How exactly will the cash-strapped Liberals deliver this expensive wish-list when they won't even fund basic care? How exactly will they reform a health-care system affecting 13.7 million people when they have vilified and alienated front-line doctors, field experts in that very system? Why are they super-sizing "inefficient" and "ineffectual" LHINs, criticized not just by the Auditor General but by high-level industry insiders?

The proposed legislation, Bill 210 reads like Orwell's nightmare: layers of bureaucracy; intrusive government control; non-medical experts dictating medical standards of care; health service providers denied the right to reject unsafe and unsustainable contracts; removal of independent oversight by Ontario's Ombudsman... the list goes on.

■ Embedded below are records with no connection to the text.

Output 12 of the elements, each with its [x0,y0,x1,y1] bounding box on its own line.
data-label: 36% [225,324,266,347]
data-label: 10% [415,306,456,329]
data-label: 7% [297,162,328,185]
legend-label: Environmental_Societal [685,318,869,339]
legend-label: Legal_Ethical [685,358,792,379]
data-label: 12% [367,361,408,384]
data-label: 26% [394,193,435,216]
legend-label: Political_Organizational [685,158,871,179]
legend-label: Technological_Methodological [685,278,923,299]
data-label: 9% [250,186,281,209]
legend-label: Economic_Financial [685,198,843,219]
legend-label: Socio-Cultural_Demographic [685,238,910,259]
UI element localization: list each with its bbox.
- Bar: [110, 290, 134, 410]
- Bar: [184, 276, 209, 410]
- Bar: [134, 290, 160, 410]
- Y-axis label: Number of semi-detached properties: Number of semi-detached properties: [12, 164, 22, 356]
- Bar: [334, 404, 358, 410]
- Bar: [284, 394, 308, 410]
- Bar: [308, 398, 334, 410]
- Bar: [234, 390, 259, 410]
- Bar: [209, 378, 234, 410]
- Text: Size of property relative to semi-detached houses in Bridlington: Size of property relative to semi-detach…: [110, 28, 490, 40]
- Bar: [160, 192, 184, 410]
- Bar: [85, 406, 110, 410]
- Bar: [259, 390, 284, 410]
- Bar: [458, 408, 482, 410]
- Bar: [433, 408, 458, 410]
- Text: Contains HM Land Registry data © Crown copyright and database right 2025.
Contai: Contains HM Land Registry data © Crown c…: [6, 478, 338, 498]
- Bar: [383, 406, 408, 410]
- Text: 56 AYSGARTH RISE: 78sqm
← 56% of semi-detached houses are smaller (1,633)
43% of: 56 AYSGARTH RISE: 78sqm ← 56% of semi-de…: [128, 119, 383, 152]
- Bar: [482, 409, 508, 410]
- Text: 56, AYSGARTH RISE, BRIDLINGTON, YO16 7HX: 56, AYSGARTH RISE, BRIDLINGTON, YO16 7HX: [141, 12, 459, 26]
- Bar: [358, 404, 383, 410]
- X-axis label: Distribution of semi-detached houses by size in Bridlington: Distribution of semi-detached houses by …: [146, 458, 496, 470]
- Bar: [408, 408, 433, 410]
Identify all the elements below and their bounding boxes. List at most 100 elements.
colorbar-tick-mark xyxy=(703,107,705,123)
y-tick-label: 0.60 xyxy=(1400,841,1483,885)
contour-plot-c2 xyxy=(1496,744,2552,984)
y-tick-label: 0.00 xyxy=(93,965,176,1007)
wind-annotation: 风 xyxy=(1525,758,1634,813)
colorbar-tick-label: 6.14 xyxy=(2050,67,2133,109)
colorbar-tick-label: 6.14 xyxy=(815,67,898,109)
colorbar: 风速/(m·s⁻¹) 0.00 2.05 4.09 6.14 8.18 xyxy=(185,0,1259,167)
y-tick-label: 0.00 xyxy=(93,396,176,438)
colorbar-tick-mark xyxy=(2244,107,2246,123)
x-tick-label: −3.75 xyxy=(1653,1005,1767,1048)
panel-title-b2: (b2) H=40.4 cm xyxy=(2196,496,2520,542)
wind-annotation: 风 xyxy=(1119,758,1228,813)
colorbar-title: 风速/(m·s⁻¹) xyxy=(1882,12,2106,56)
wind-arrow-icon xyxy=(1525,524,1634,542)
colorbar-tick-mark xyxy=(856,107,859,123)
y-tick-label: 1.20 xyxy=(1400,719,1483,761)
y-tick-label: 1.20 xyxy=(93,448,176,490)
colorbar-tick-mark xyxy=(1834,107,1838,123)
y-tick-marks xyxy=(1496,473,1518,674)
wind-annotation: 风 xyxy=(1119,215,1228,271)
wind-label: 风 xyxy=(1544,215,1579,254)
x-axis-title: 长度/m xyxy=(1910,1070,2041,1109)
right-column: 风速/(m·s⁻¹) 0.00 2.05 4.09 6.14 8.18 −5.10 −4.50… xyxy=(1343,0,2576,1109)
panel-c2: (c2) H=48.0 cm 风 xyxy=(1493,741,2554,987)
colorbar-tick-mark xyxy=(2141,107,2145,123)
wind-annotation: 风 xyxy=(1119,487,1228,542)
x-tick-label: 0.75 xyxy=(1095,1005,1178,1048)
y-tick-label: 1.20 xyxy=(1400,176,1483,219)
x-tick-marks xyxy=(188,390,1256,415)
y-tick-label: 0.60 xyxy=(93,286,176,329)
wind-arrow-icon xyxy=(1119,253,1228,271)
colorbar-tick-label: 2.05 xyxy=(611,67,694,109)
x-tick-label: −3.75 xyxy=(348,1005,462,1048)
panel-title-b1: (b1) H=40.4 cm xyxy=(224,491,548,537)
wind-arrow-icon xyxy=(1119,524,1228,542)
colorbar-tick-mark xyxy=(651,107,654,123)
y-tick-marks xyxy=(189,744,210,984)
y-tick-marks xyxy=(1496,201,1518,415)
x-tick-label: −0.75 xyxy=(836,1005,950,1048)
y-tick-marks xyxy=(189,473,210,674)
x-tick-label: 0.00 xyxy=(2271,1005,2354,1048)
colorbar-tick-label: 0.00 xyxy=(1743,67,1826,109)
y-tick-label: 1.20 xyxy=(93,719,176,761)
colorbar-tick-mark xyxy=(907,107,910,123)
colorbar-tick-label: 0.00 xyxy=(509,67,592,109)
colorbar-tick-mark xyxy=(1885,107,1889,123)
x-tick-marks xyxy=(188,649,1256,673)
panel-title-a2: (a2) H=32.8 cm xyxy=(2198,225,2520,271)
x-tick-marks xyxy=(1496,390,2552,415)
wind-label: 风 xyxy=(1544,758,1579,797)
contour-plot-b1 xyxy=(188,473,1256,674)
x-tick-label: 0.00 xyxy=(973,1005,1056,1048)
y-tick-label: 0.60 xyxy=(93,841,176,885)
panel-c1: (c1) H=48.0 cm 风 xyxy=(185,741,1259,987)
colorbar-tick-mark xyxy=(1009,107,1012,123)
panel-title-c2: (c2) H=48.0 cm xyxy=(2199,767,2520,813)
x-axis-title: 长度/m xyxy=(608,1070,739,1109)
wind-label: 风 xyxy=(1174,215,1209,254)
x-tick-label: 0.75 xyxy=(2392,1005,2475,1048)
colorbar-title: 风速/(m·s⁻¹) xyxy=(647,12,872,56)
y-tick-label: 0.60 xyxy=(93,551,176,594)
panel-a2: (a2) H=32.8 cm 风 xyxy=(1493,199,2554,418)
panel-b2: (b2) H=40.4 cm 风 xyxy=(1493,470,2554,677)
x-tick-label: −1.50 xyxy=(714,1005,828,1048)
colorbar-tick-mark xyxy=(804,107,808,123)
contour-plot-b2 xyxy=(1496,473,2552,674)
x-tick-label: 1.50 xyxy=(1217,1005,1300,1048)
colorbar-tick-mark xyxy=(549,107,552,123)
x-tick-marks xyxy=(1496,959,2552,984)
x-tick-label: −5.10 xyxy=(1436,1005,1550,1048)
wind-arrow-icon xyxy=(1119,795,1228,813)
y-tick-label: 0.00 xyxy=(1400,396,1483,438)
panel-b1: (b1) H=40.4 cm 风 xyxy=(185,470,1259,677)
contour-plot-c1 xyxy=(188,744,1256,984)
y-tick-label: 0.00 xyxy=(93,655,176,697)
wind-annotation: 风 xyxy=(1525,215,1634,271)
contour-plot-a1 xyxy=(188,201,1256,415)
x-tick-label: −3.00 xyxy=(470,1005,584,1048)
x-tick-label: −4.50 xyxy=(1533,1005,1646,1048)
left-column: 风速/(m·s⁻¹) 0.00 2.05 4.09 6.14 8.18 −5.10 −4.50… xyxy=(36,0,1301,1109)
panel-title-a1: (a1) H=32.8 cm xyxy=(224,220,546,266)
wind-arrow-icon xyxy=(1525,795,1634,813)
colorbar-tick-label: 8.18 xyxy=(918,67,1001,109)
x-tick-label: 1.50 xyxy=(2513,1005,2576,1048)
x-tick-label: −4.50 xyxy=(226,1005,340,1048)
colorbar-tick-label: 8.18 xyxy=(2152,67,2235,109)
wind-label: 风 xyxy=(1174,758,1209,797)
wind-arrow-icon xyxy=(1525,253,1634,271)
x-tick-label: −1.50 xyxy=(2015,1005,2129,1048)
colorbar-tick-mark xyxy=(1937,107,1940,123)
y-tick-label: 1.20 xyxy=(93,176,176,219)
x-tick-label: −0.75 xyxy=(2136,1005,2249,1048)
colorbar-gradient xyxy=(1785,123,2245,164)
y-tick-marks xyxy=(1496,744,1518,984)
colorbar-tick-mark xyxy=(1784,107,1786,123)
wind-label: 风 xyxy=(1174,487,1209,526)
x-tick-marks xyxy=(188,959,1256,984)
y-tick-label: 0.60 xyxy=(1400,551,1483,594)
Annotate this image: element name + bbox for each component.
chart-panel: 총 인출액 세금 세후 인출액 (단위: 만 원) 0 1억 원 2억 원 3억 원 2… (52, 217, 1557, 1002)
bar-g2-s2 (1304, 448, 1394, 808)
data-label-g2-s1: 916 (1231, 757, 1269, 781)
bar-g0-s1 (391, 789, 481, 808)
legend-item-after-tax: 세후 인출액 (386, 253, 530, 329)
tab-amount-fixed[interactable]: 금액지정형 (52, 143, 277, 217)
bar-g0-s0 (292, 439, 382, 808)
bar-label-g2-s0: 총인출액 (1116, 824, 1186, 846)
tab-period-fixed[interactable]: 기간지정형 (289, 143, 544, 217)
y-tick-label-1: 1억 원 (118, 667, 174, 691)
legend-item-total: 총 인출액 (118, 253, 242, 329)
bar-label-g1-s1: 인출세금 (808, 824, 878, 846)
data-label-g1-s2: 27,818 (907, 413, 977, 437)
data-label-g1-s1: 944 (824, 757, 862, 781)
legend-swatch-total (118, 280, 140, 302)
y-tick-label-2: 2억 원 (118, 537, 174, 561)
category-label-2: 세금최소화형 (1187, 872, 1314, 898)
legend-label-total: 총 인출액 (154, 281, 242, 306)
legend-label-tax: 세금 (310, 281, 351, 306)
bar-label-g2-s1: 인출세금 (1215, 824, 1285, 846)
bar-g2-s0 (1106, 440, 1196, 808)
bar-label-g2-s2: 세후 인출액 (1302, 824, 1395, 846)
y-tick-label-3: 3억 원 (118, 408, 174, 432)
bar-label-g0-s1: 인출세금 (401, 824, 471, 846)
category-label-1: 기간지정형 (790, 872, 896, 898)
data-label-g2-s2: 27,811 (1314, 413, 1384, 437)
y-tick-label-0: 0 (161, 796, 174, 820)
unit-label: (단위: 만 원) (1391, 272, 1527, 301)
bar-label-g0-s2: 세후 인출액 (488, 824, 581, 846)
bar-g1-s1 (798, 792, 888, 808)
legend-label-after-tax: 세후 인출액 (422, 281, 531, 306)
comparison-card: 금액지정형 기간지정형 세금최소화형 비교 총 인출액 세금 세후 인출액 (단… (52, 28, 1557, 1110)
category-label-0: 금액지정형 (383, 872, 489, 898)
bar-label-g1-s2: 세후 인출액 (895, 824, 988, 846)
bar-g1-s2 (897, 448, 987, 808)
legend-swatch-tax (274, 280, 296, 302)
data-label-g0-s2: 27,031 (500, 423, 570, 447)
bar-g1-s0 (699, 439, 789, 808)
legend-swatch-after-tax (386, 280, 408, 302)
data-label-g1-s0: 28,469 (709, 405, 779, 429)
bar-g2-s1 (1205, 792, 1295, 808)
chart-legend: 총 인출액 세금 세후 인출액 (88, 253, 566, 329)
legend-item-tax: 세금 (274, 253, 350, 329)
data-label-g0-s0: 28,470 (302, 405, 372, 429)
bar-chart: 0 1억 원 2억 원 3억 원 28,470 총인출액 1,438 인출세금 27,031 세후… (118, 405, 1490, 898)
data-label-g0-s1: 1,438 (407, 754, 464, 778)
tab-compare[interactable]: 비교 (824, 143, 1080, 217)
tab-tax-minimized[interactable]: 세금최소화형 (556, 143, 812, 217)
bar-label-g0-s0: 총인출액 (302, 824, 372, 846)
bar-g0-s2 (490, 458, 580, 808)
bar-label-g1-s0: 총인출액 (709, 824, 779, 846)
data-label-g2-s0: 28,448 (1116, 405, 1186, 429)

Not that long ago, hospital CEOs characterized Ontario's Ministry of Health as "bullying." Bill 210 will grant them absolute power, empowering the Ministry to unilaterally impose contracts on everyone and anyone -- not just physicians -- once negotiations fail. The word "comply" lurks everywhere: providers must comply with LHINs, who must comply with Ministry mandate -- even at the risk of patient welfare.

Physicians should be not be political puppets. But I fear that if this legislation is passed -- and it will, given that the Liberals are a majority -- gone will be the days where the doctor-patient relationship could be safeguarded against political interference.

I feel helpless, unable to bail out the sinking life raft that is our health-care system.

Physician burnout is defined by emotional exhaustion, lack of professional autonomy and efficacy, and depersonalization. Check, check and, on really bad days, check.

Ontario's health-care system is about to face the devastating consequences of a workforce in crisis. The very people holding this broken system together are about to sink under.